Well, Norris says there's been some further clarification...but some of it only makes the situation even murkier:

But that appears to conflict with the ACA, which requires a small business to have at least one employee in addition to the owner (and not a spouse of the owner) in order to enroll in a plan in the small group market. Indeed, the impact statement for S.B.672 notes that the legislation “may conflict with the federal Patient Protection and Affordable Care Act.”

There has been some confusion about whether S.B.672 was intended to align the state’s regulations with the federal government’s proposed regulations for association health plans...But that does not appear to be the case.

...“our intent was to allow a self-employed person to purchase a plan in the small group market. We received confirmation from BOI last week that effective July 1, BOI will require insurance carriers to offer small group plans to self-employed individuals (sole-proprietors, single owner LLCs).”

The Virginia Bureau of Insurance...clarified that self-employed people — without any additional employees — will be able to purchase coverage in the small group market, year-round, after the legislation takes effect in July.

In other words, as far as the state is concerned, bullet point #3 above isn't an issue: These would be considered fully ACA-compliant small group plans. The problem, of course, is that they would violate the ACA on that very point, setting up a state/federal legal showdown. Would CMS intervene as they did in Idaho? Who knows...

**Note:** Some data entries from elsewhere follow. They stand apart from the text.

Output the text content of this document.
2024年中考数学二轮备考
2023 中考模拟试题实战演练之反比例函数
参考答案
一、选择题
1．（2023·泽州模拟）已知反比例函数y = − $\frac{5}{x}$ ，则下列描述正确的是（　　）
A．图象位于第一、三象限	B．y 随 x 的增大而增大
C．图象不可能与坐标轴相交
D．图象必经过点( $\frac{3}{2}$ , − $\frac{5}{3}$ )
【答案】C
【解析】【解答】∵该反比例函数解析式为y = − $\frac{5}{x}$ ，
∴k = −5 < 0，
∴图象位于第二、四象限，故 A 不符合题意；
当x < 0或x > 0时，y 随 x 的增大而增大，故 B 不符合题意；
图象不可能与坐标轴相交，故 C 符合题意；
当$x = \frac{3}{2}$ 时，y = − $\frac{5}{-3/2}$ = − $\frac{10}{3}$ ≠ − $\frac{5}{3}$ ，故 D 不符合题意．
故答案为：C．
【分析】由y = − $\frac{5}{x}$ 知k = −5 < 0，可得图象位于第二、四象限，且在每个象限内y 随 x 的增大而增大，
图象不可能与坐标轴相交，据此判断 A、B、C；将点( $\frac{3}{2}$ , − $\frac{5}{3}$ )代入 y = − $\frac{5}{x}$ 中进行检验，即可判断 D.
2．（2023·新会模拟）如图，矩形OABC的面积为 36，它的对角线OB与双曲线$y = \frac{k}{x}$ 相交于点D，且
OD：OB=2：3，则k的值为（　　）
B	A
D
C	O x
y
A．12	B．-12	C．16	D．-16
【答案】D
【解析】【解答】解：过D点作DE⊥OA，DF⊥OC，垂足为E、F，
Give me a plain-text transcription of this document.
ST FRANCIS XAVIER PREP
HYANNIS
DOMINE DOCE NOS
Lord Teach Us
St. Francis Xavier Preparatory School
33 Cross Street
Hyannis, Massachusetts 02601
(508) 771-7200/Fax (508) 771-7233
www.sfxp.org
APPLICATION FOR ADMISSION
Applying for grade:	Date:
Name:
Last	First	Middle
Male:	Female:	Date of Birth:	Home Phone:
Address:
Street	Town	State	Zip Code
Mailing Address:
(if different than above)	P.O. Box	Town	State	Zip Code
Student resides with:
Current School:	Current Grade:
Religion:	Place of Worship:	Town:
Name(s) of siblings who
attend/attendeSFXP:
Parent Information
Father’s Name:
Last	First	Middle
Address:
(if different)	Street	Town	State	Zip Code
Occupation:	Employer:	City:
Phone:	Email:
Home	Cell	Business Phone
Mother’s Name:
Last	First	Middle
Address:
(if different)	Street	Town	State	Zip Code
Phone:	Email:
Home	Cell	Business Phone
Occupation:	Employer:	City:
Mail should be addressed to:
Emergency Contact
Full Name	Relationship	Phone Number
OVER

Allowing a self-employed person without any employees to purchase a small group plans is very different from the concept of allowing self-employed people to join associations and thus gain access to large group plans (which is what the Trump Administration has proposed). It’s unclear at this point whether the impact of the Virginia legislation will run afoul of federal rules, and if it does, whether the Trump Administration will step in and require modifications.

THIS is the critical thing to understand:

The small group market and individual market are subject to nearly identical regulations under the ACA...

But one key difference is the availability of coverage. Small group plans are available year-round, as long as the employer meets the insurer’s minimum participation requirements...In the individual market, however, coverage is only available during open enrollment...

If S.B.672 allows a self-employed person (without employees) unrestricted access to the small group market as an alternative to the individual market, it’s easy to see how that might incentivize people who are self-employed to skip coverage in the individual market, and then enroll in a small-group plan mid-year, if and when they end up needing health care.

In other words, even if CMS looks the other way and allows SB 672 to go into effect...the residents of Charlottesville may find that there's no one there to actually buy an insurance policy from:

When I addressed that issue with the Virginia Bureau of Insurance, they said that it’s too early to tell how insurers might address this issue. Anthem/Health Keepers clarified that as of May, they continue to require at least two non-married enrollees in order to qualify for a small group plan, and couldn’t say at that point what their future plans were.